Earth observation data are by default multi-modal. Data are being acquired by a wide range of sensors, some of which are passive sensors (e.g., multiband imaging) and others are active sensors (e.g., SAR). In addition to such observational data, archival data are available for most locations on Earth.
Historically, the field of remote sensing and Earth observation has been very active in the combination of different data modalities (“data fusion”) in its data analyses. In a data fusion approach, two or more data modalities are combined in an analysis to improve the results over using just a single data modality.
This concept of data fusion has also been used in deep learning applications. However, in most applications, data fusion is limited to two data modalities, which is also reflected by most available datasets. For instance, the widely spread BigEarthNet dataset combines Sentinel-1 SAR with Sentinel-2 multispectral data (BigEarthNet-MM; MM stands for multimodal). While this combination is very powerful for many application, the question remains whether additional information might benefit the learning process.

To explore the usefulness of different data modalities, we present the ben-ge dataset, which supplements the BigEarthNet-MM dataset by compiling freely and globally available geographical and environmental data.
The ben-ge (BigEarthNet with Geographical and Environmental data) dataset complements the Sentinel-1 and Sentinel-2 data provided through BigEarthNet with the following:
- elevation data extracted from the Copernicus Digital Elevation Model GLO-30;
- land-use/land-cover data extracted from ESA Worldcover;
- climate zone information extracted from Beck et al. 2018;
- environmental data such as temperature, relative humidity and wind speed concurrent with the Sentinel-1/2 observations from the ERA-5 global reanalysis;
- a seasonal encoding ranging from 0 (winter) to 1 (summer).

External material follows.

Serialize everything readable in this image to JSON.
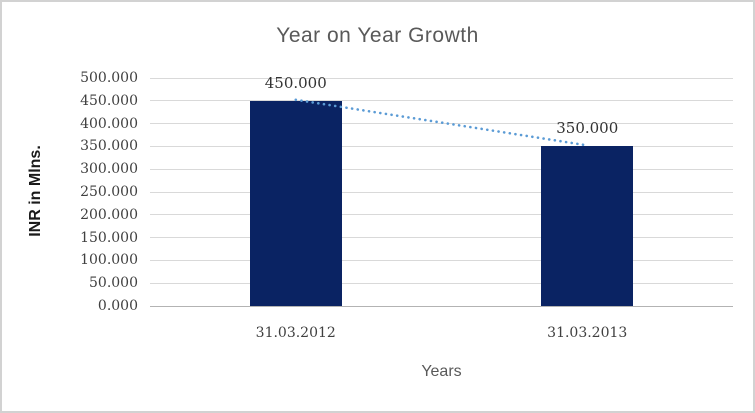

Based on this dataset, we showcase the value of combining different data modalities for the downstream tasks of patch-based land-use/land-cover classification and land-use/land-cover segmentation. For instance, we find that the performance on these downstream tasks improves with the number of modalities utilized. Naturally, raster data are more beneficial for segmentation tasks as opposed to per-scene data.

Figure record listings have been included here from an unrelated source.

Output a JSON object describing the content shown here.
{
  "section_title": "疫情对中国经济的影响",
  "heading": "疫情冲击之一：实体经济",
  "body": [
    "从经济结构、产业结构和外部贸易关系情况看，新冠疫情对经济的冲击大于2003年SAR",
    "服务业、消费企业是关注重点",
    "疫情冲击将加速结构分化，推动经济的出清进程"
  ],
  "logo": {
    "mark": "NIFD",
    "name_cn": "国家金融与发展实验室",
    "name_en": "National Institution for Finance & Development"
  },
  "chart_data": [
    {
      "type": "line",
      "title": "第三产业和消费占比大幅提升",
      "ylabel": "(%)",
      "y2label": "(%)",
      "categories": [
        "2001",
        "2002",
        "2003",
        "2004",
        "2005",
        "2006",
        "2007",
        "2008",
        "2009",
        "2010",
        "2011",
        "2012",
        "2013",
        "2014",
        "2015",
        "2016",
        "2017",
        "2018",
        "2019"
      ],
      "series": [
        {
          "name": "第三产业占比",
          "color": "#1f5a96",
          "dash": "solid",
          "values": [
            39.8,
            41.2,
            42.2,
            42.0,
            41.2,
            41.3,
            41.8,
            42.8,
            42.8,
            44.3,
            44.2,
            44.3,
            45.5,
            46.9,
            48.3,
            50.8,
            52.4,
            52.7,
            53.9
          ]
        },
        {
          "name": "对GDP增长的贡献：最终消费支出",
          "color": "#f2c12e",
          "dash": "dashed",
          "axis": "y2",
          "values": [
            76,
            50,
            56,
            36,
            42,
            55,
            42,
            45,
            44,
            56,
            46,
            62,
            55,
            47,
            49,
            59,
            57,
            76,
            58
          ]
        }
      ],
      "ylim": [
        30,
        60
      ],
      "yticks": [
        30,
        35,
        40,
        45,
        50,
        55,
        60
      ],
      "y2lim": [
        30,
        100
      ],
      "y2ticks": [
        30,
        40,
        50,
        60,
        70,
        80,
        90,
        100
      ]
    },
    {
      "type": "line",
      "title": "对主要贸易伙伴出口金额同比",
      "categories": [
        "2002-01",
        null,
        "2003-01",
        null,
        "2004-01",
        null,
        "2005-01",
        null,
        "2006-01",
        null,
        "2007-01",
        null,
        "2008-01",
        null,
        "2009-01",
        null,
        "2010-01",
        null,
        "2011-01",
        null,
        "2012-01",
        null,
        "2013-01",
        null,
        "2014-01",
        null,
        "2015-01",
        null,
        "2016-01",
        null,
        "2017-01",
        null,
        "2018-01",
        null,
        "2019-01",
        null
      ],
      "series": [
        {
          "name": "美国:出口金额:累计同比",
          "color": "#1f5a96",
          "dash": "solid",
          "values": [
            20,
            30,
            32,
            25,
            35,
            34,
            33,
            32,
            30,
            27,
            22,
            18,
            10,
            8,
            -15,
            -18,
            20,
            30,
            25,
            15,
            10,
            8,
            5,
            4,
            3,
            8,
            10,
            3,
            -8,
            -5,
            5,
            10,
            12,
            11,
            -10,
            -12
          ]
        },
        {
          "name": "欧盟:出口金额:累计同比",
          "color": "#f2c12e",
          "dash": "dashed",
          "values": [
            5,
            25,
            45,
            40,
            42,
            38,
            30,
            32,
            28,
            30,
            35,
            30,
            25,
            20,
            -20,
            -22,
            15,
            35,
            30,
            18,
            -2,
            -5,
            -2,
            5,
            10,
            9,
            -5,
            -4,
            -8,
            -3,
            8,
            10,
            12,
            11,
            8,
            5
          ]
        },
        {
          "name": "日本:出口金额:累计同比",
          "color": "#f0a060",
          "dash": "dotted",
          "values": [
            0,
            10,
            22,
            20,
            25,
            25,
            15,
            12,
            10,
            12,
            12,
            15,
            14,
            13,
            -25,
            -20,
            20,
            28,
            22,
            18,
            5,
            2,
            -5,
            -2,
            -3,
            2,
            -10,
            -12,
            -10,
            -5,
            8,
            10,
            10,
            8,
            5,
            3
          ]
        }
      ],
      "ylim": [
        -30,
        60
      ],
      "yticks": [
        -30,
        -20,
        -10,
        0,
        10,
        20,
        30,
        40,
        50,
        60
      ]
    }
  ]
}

ben-ge is freely available and expected to serve as a test bed for fully supervised and self-supervised Earth observation applications.
Resources
- Michael Mommert, Nicolas Kesseli, Joelle Hanna, Linus Scheibenreif, Damian Borth, Begüm Demir, “Ben-ge: Extending BigEarthNet with Geographical and Environmental Data”, IEEE International Geoscience and Remote Sensing Symposium 2023 (open access), 2023.